Nous avons travaillé de concert avec la Chancellerie et l’ensemble des professions juridiques afin de permettre l’organisation d’audiences à distance, ce qui a été rendu possible grâce à l’ordonnance du 25 mars 2020. Nous avons proposé le recours à l’outil informatique Tixeo, recommandé par la CNIL, à l’ensemble des greffes des TC.

Des audiences à distance ont été organisées à partir du 1er avril pour les dossiers de procédures collectives et de référés. Le Tribunal de commerce de Paris a ainsi tenu 245 audiences de procédures collectives, 90 de contentieux général et 15 audiences de référé.

Les entreprises ont bien adhéré à la dématérialisation des tribunaux et des services de greffe, comme le montre le recours de plus en plus fréquent au Tribunal Digital, la plateforme de saisine en ligne du tribunal de commerce, mais également aux services en ligne d’Infogreffe. Sur l’ensemble du mois de mars, pas moins de 500 saisines en ligne des tribunaux de commerce ont été réalisées, un chiffre record. Quant au numéro vert et au service dédié à la crise lancé par Infogreffe, il a enregistré près de 14 000 appels et 10 500 mails en un mois.

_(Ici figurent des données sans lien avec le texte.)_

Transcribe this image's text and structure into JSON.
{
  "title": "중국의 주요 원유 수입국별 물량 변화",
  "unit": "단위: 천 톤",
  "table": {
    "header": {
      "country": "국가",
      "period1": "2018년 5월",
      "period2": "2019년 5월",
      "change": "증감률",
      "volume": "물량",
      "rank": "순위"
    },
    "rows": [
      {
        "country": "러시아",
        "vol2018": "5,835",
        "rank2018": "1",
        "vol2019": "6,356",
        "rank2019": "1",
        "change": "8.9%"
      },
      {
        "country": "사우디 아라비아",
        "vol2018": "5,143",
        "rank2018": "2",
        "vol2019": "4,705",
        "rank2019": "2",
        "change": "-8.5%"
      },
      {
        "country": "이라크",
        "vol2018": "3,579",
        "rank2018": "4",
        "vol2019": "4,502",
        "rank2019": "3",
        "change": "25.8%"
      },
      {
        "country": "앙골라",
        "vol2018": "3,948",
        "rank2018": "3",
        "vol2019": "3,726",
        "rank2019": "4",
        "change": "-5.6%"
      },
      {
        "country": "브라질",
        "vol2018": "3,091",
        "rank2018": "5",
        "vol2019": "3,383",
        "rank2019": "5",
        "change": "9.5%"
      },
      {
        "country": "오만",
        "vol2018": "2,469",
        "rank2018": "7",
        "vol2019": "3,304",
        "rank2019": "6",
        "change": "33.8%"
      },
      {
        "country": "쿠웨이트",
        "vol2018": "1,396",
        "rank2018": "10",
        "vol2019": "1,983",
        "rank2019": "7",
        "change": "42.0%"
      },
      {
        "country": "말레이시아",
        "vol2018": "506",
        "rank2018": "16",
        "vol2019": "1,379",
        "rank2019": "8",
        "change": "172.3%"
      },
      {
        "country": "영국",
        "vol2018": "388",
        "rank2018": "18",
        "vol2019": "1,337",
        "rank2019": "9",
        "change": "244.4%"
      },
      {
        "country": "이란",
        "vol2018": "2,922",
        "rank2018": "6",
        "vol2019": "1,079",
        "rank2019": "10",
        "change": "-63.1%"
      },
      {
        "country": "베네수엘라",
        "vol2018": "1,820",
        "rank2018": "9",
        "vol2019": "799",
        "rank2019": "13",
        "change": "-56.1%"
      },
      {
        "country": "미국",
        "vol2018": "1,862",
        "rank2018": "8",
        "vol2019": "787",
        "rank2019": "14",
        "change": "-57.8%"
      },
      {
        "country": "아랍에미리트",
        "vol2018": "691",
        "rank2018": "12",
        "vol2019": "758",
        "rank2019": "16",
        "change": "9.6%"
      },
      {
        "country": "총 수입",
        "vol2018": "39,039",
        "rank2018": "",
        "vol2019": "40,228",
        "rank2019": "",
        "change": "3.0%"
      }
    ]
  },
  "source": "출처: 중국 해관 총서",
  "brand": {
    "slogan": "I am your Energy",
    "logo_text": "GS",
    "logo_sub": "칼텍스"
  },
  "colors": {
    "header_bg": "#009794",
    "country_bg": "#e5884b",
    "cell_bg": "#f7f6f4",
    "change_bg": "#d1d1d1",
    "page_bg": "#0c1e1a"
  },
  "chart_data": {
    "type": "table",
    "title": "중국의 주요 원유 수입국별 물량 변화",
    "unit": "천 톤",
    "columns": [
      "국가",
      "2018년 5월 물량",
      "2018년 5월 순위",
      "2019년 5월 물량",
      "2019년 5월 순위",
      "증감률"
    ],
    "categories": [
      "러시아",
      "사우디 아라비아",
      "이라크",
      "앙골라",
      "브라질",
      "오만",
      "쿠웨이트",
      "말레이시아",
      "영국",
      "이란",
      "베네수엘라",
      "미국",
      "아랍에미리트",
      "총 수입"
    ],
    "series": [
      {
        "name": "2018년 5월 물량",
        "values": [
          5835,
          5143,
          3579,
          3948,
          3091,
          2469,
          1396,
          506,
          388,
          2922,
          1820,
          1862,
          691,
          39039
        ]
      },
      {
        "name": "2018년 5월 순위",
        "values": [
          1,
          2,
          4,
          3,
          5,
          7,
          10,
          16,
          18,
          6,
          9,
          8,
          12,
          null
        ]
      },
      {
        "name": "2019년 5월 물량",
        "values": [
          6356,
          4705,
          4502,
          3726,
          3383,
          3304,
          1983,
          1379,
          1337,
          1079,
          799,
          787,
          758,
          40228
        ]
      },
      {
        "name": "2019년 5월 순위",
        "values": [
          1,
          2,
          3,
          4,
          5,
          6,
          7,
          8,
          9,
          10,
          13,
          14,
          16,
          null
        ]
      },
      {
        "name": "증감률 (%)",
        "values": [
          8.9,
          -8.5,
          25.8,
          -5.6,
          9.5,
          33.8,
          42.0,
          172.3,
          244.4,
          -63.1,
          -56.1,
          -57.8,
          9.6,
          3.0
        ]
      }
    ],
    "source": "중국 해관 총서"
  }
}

Les ouvertures de procédures collectives ont-elles augmenté pendant le confinement ?

Le fonctionnement des tribunaux de commerce s’est avéré fluide pendant le confinement, mais le nombre de dossiers de procédures collectives a nettement diminué. En France, les 141 tribunaux de commerce traitent en moyenne 50 000 dossiers de procédures collectives par an, soit entre 800 et 1 000 par semaine. Pendant le confinement, les demandes d’ouverture de procédures collectives étaient en moyenne comprises entre 200 et 230 par semaine.

Les mesures d’aides gouvernementales aux entreprises ont donc eu un impact important, en témoigne la chute de 73 % des ouvertures de procédures collectives entre le 16 mars et le 30 avril, par rapport à la même période en 2019.

Assiste-t-on à un « phénomène de rattrapage » depuis la fin du confinement ?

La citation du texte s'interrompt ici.